In a speech opening the event, Muratov paid tribute to his Novaya Gazeta colleague Anna Politkovskaya, and to the 1,200 other journalists murdered in the past 15 years. Referring to “a new era of confrontation between dictatorial or authoritarian regimes and independent journalism,” he added: “Once journalists were killed but now entire media are liquidated.” In this regard, he saluted the courage of his fellow Nobel peace laureate, the Philippine journalist Maria Ressa, who is now facing a possible 100-year prison sentence.

“Each year, the prize is awarded to extraordinary people who exercise journalism so that democracy and human rights can exist, so that the challenges facing humanity can be addressed, globally and locally, in order, as Albert Camus simply put it, to prevent the world from unravelling,”  said RSF secretary-general Christophe Deloire, at the opening of the award ceremony. 

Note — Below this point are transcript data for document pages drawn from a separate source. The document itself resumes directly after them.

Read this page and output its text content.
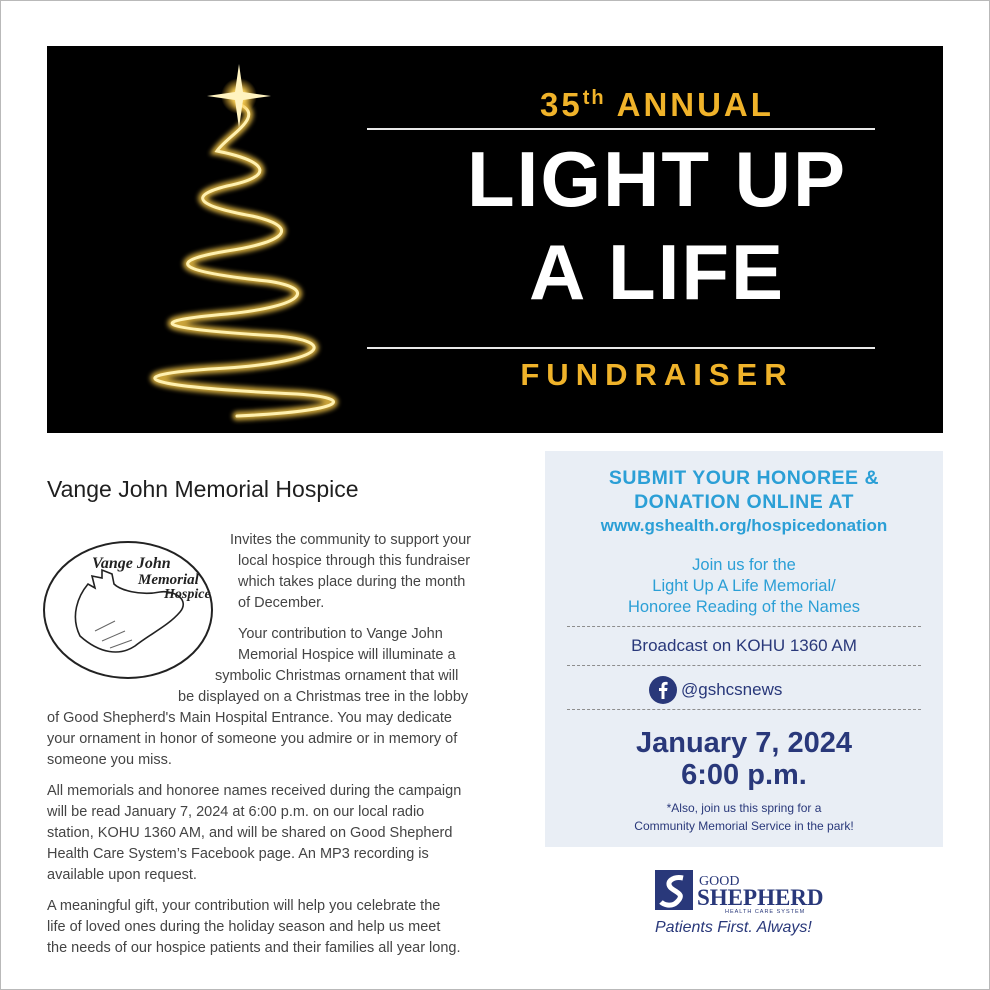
35th ANNUAL
LIGHT UP
A LIFE
FUNDRAISER
Vange John Memorial Hospice
Vange John
Memorial
Hospice
Invites the community to support your
local hospice through this fundraiser
which takes place during the month
of December.
Your contribution to Vange John
Memorial Hospice will illuminate a
symbolic Christmas ornament that will
be displayed on a Christmas tree in the lobby
of Good Shepherd's Main Hospital Entrance. You may dedicate
your ornament in honor of someone you admire or in memory of
someone you miss.
All memorials and honoree names received during the campaign
will be read January 7, 2024 at 6:00 p.m. on our local radio
station, KOHU 1360 AM, and will be shared on Good Shepherd
Health Care System’s Facebook page. An MP3 recording is
available upon request.
A meaningful gift, your contribution will help you celebrate the
life of loved ones during the holiday season and help us meet
the needs of our hospice patients and their families all year long.
SUBMIT YOUR HONOREE &
DONATION ONLINE AT
www.gshealth.org/hospicedonation
Join us for the
Light Up A Life Memorial/
Honoree Reading of the Names
Broadcast on KOHU 1360 AM
@gshcsnews
January 7, 2024
6:00 p.m.
*Also, join us this spring for a
Community Memorial Service in the park!
GOOD
SHEPHERD
HEALTH CARE SYSTEM
Patients First. Always!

This year’s jury, composed of leading journalists and free speech defenders from around the world, was chaired by Pierre Haski, the French journalist and columnist who is RSF’s president. Three former RSF laureates took part in the ceremony and presented the various prizes: Can Dündar, the former editor of the Turkish daily Cumhuriyet; Lina Attalah, co-founder and editor of the independent Egyptian newspaper Mada Masr; and Matthew Caruana Galizia, an investigative journalist and son of Daphne Caruana Galizia, a Maltese journalist who was killed by a bomb planted in her car in 2017.

 

Prize for Courage 

Narges Mohammadi (Iran) 

Repeatedly imprisoned during the past 12 years for fighting for press freedom and human rights, Narges Mohammadi is a symbol of courage. Even in prison, she has not stopped providing information about the appalling plight of prisoners in Iran, especially women prisoners. Her life has been a battle in which she has had to make many sacrifices so that her voice could be heard. Married to a journalist, Taghi Rahmani, she has two children she has not seen grow up, having spent only a few months out of prison since 2011. Despite having heart problems, she has been mistreated and tortured and has been given 154 lashes. But she does not lose hope and continues to call for civil disobedience, always with a smile on her lips. She has written dozens of articles from prison, has made a documentary and has even published a book entitled White Torture, based on her interviews with 16 prisoners.

 

Prize for Impact

Mstyslav Tchernov et Yevhen Maloletka (Ukraine

Reporting for the Associated Press, they were the only journalists to have documented the impact of the fighting and artillery bombardments in the Ukrainian city of Mariupol for 20 days in March 2022 for the international media. Their photo of a pregnant woman injured in the shelling of a maternity hospital went around the world and drew international public opinion’s attention to what was happening in the besieged city. They worked in extremely difficult conditions, with the Russian army looking for them because of the impact of their photos, but they were helped by the population, who were aware of the importance of their work.

 

Prize for Independence

Omar Radi (Morocco)

This investigative reporter and human rights activist has been subjected to judicial harassment for covering corruption and other sensitive subjects for more than ten years. The authorities began investigating him on suspicion of spying in June 2020, shortly after Amnesty International reported that the Pegasus spyware had been used to hack into his phone. A month later, he was jailed on the basis of a rape allegation and ended up being tried simultaneously on the completely different rape and spying charges, increasing doubts about the fairness of the trial. He was sentenced to six years in prison in July 2021. The authorities had been targeting him for at least three years prior to this trial. He began a hunger strike in April 2021 in protest against his detention but had to abandon it after 21 days because he suffers from Crohn’s disease, and has been in very poor health ever since.